There is something about the female bookworm, face obscured by a novel, hidden within plain sight, possibly pondering the bigger questions of life, possibly fantasising, that can serve as an affront. The onus has long been on women to facilitate easy human relations, and lone reading is an occupation that is not compatible with the social self.
Damian Barr, author and founder of the Literary Salon in London, thinks that reading can still be a “rebellious and dangerous activity” for women. “There are men who still find it threatening and dangerous when a woman picks up a book,” he says. When he interviewed Nicola Sturgeon, the first minister of Scotland, for his salon, he was appalled at the abuse she had received for talking about novels. “People would say that reading fiction is not important, she should be running the country. Why is reading less valuable to a leader than, say, playing golf?”
This goes some way to explaining the depth of feeling expressed by the women surveyed in a new book by Helen Taylor, Why Women Read Fiction: The Stories of Our Lives (Oxford University Press). Taylor, emeritus professor of English at the University of Exeter, surveyed more than 400 female readers to see how they relate to fiction. The responses are striking in their violence and intensity, in the sin and guilt associated with reading, as well as the defiance. One mother described how she tells her family that she is going downstairs to sort the laundry just so she can steal 10 precious minutes with a novel. Another wrote that for her, reading novels was “fractionally less important than breathing, but only just”. Others fear being caught in the act.
The idea that fiction is a female domain is taken for granted by most people involved in books. According to Nielsen Book Research, women outbuy men in all categories of novel except fantasy, science fiction and horror. And when men do read fiction, they don’t tend to read fiction by women, while Taylor claims that women read and admire male novelists, rarely making value judgments.
Link to the rest at The Guardian
PG lives a long way from Britain and perhaps things have changed greatly since he last spent time there.
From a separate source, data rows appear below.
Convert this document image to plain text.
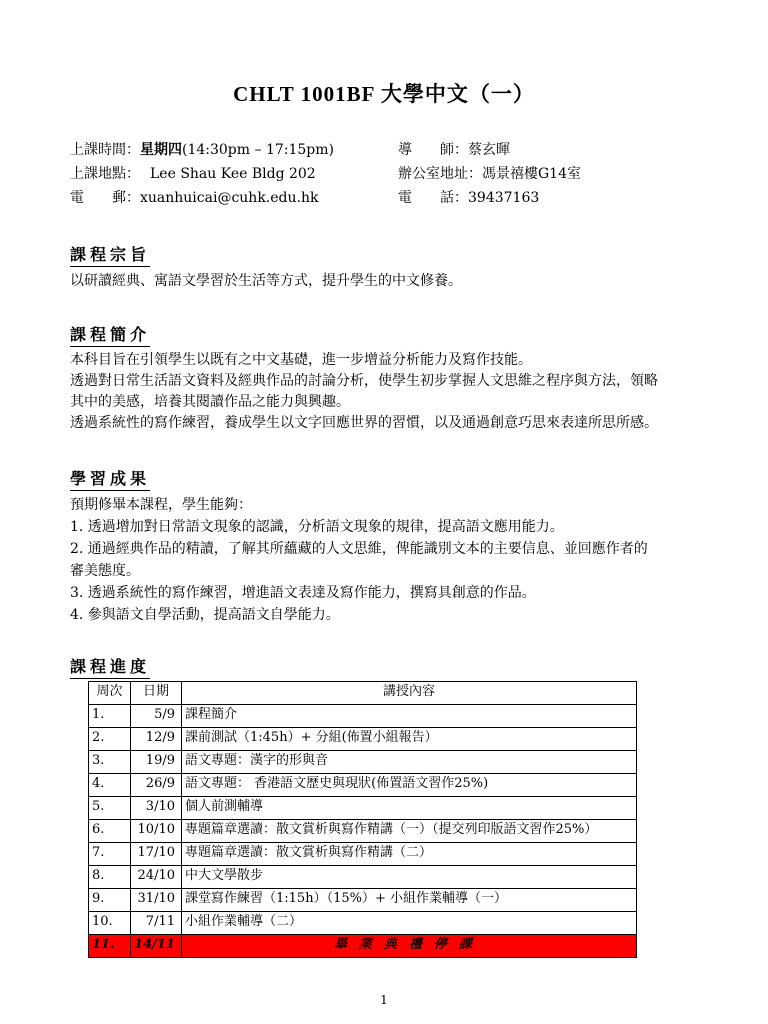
CHLT 1001BF 大學中文（一）
上課時間：星期四(14:30pm – 17:15pm)
上課地點： Lee Shau Kee Bldg 202
電　　郵：xuanhuicai@cuhk.edu.hk
導　　師：蔡玄暉
辦公室地址：馮景禧樓G14室
電　　話：39437163
課程宗旨
以研讀經典、寓語文學習於生活等方式，提升學生的中文修養。
課程簡介
本科目旨在引領學生以既有之中文基礎，進一步增益分析能力及寫作技能。
透過對日常生活語文資料及經典作品的討論分析，使學生初步掌握人文思維之程序與方法，領略
其中的美感，培養其閱讀作品之能力與興趣。
透過系統性的寫作練習，養成學生以文字回應世界的習慣，以及通過創意巧思來表達所思所感。
學習成果
預期修畢本課程，學生能夠：
1. 透過增加對日常語文現象的認識，分析語文現象的規律，提高語文應用能力。
2. 通過經典作品的精讀，了解其所蘊藏的人文思維，俾能識別文本的主要信息、並回應作者的
審美態度。
3. 透過系統性的寫作練習，增進語文表達及寫作能力，撰寫具創意的作品。
4. 參與語文自學活動，提高語文自學能力。
課程進度
周次	日期	講授內容
1.	5/9	課程簡介
2.	12/9	課前測試（1:45h）+ 分組(佈置小組報告）
3.	19/9	語文專題：漢字的形與音
4.	26/9	語文專題： 香港語文歷史與現狀(佈置語文習作25%)
5.	3/10	個人前測輔導
6.	10/10	專題篇章選讀：散文賞析與寫作精講（一）（提交列印版語文習作25%）
7.	17/10	專題篇章選讀：散文賞析與寫作精講（二）
8.	24/10	中大文學散步
9.	31/10	課堂寫作練習（1:15h）（15%）+ 小組作業輔導（一）
10.	7/11	小組作業輔導（二）
11.	14/11	畢業典禮停課
1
He further admits that Great Britain is not the United States and vice versa.
However, PG doesn’t think he knows a woman who reads who doesn’t enjoy doing so and further doesn’t think he knows a man who is associated with a woman who reads who doesn’t think it’s quite a fine thing for her to be doing.
If PG were threatened by a woman picking up a book, he would have to cease having anything to do with any woman in his family as well as the women in the families of every male friend he can think of.
That said, he is not surprised that women read more novels than men do (although in the last several months, PG has read almost all fiction in his leisure time), but he doesn’t think one can draw earthshaking men vs women conclusions from that. PG must object about the generalization of women reading more novels when fantasy, science fiction and horror novels are summarily dismissed from the fiction world to support that generalization. PG will also note that his fantasy and scifi reading would be far less enjoyable if he didn’t read fiction by women.
He also wonders why JK Rowling has been able to collect gobs and gobs of male fantasy readers when she, to all appearances, is a woman.
In some circles, PG notes a lot of theses in search of proofs.